I think the thing that surprises me the most is how I was growing closer to God as you were loosening the strings to your relationship with Him... all at the same exact time. But again, I was too selfish to even notice. Slowly, you were making an exit and slowly I was beginning to see His glory. Now that you've taken your exit and now that you have decided to live this life that isn't close to the way you know you should be living makes me so weary. I think it is because you know... like, you KNOW how you should be living but you decided that your rebellion needed to get out. Again, that is a lie that is picked up far too often. I already know that if something horrific were to happen, in a heartbeat you would ask for forgiveness from God and you would want back right then, because you could never doubt Him (I know this because you did agree). But still... you continue.

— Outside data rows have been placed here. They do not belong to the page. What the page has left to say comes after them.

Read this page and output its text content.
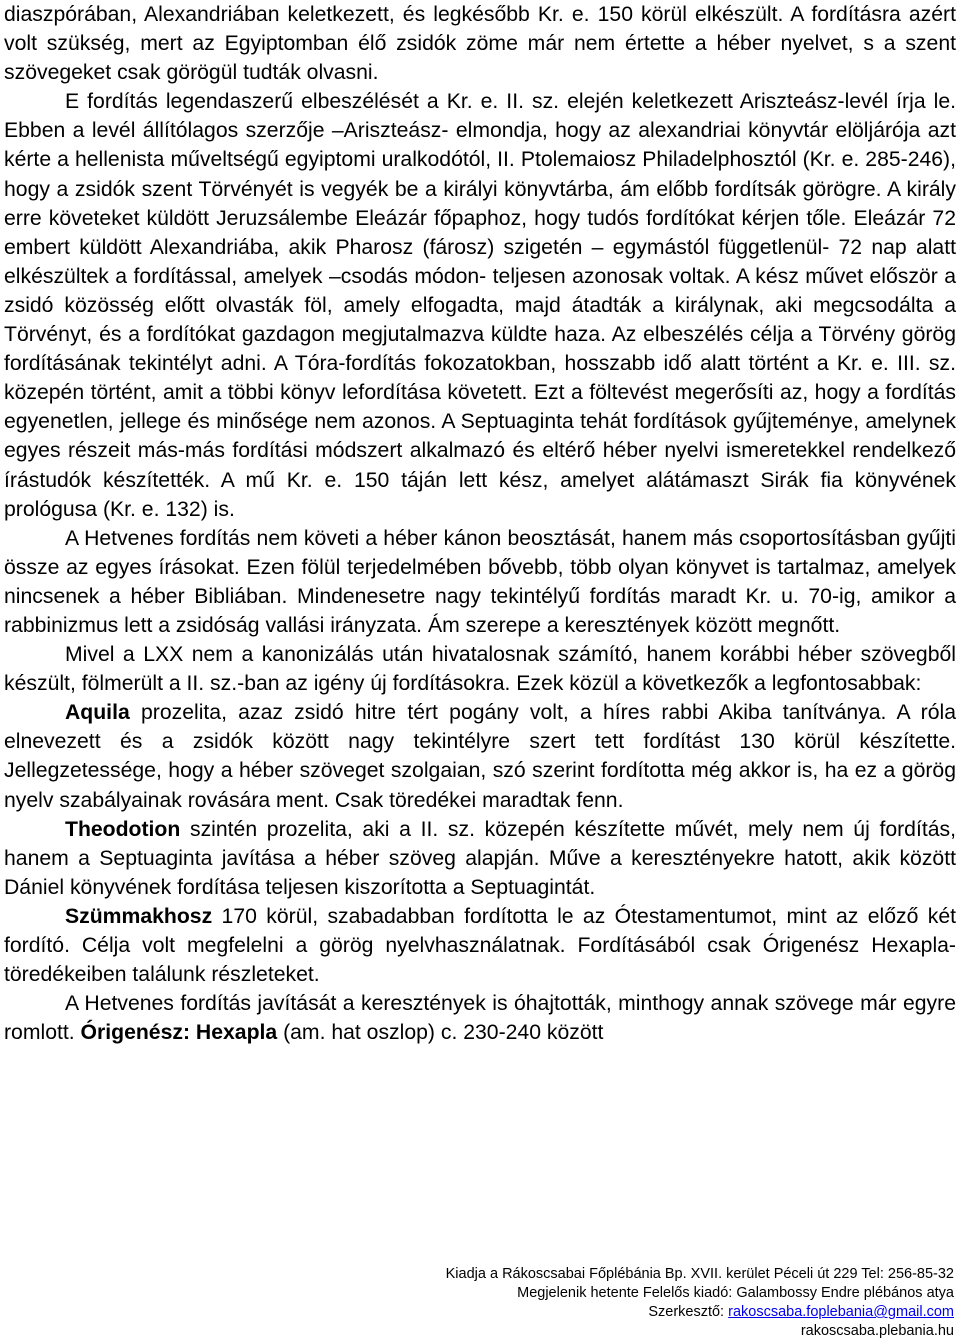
diaszpórában, Alexandriában keletkezett, és legkésőbb Kr. e. 150 körül elkészült. A fordításra azért volt szükség, mert az Egyiptomban élő zsidók zöme már nem értette a héber nyelvet, s a szent szövegeket csak görögül tudták olvasni.

E fordítás legendaszerű elbeszélését a Kr. e. II. sz. elején keletkezett Ariszteász-levél írja le. Ebben a levél állítólagos szerzője –Ariszteász- elmondja, hogy az alexandriai könyvtár elöljárója azt kérte a hellenista műveltségű egyiptomi uralkodótól, II. Ptolemaiosz Philadelphosztól (Kr. e. 285-246), hogy a zsidók szent Törvényét is vegyék be a királyi könyvtárba, ám előbb fordítsák görögre. A király erre követeket küldött Jeruzsálembe Eleázár főpaphoz, hogy tudós fordítókat kérjen tőle. Eleázár 72 embert küldött Alexandriába, akik Pharosz (fárosz) szigetén – egymástól függetlenül- 72 nap alatt elkészültek a fordítással, amelyek –csodás módon- teljesen azonosak voltak. A kész művet először a zsidó közösség előtt olvasták föl, amely elfogadta, majd átadták a királynak, aki megcsodálta a Törvényt, és a fordítókat gazdagon megjutalmazva küldte haza. Az elbeszélés célja a Törvény görög fordításának tekintélyt adni. A Tóra-fordítás fokozatokban, hosszabb idő alatt történt a Kr. e. III. sz. közepén történt, amit a többi könyv lefordítása követett. Ezt a föltevést megerősíti az, hogy a fordítás egyenetlen, jellege és minősége nem azonos. A Septuaginta tehát fordítások gyűjteménye, amelynek egyes részeit más-más fordítási módszert alkalmazó és eltérő héber nyelvi ismeretekkel rendelkező írástudók készítették. A mű Kr. e. 150 táján lett kész, amelyet alátámaszt Sirák fia könyvének prológusa (Kr. e. 132) is.

A Hetvenes fordítás nem követi a héber kánon beosztását, hanem más csoportosításban gyűjti össze az egyes írásokat. Ezen fölül terjedelmében bővebb, több olyan könyvet is tartalmaz, amelyek nincsenek a héber Bibliában. Mindenesetre nagy tekintélyű fordítás maradt Kr. u. 70-ig, amikor a rabbinizmus lett a zsidóság vallási irányzata. Ám szerepe a keresztények között megnőtt.

Mivel a LXX nem a kanonizálás után hivatalosnak számító, hanem korábbi héber szövegből készült, fölmerült a II. sz.-ban az igény új fordításokra. Ezek közül a következők a legfontosabbak:

Aquila prozelita, azaz zsidó hitre tért pogány volt, a híres rabbi Akiba tanítványa. A róla elnevezett és a zsidók között nagy tekintélyre szert tett fordítást 130 körül készítette. Jellegzetessége, hogy a héber szöveget szolgaian, szó szerint fordította még akkor is, ha ez a görög nyelv szabályainak rovására ment. Csak töredékei maradtak fenn.

Theodotion szintén prozelita, aki a II. sz. közepén készítette művét, mely nem új fordítás, hanem a Septuaginta javítása a héber szöveg alapján. Műve a keresztényekre hatott, akik között Dániel könyvének fordítása teljesen kiszorította a Septuagintát.

Szümmakhosz 170 körül, szabadabban fordította le az Ótestamentumot, mint az előző két fordító. Célja volt megfelelni a görög nyelvhasználatnak. Fordításából csak Órigenész Hexapla-töredékeiben találunk részleteket.

A Hetvenes fordítás javítását a keresztények is óhajtották, minthogy annak szövege már egyre romlott. Órigenész: Hexapla (am. hat oszlop) c. 230-240 között

Kiadja a Rákoscsabai Főplébánia Bp. XVII. kerület Péceli út 229 Tel: 256-85-32
Megjelenik hetente Felelős kiadó: Galambossy Endre plébános atya
Szerkesztő: rakoscsaba.foplebania@gmail.com
rakoscsaba.plebania.hu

It's to this point now where I have to put off my pride in this and continue to love you; love you until there are bruises and there is bleeding, because that is how much I love you. Even if I did not show it before. I will fight for you, because I cannot be another helping hand in this. You were created for so much more. Even my old birthday cards tell these stories. Your written scriptures, trying to encourage ME, the old unbeliever, to come to know God, because He knew His plans for me. I suppose now it is your turn... no matter how much I hate that, but God works out everything for His purpose. So one day, one very beautiful day, God will turn this around to glorify Him. You know what will be said?

"You intended to harm me, but God intended it for good to accomplish what is now being done. The saving of many lives." Genesis 50:20

And it's going to be beautiful, brother. And then the angels will rejoice... because you are back.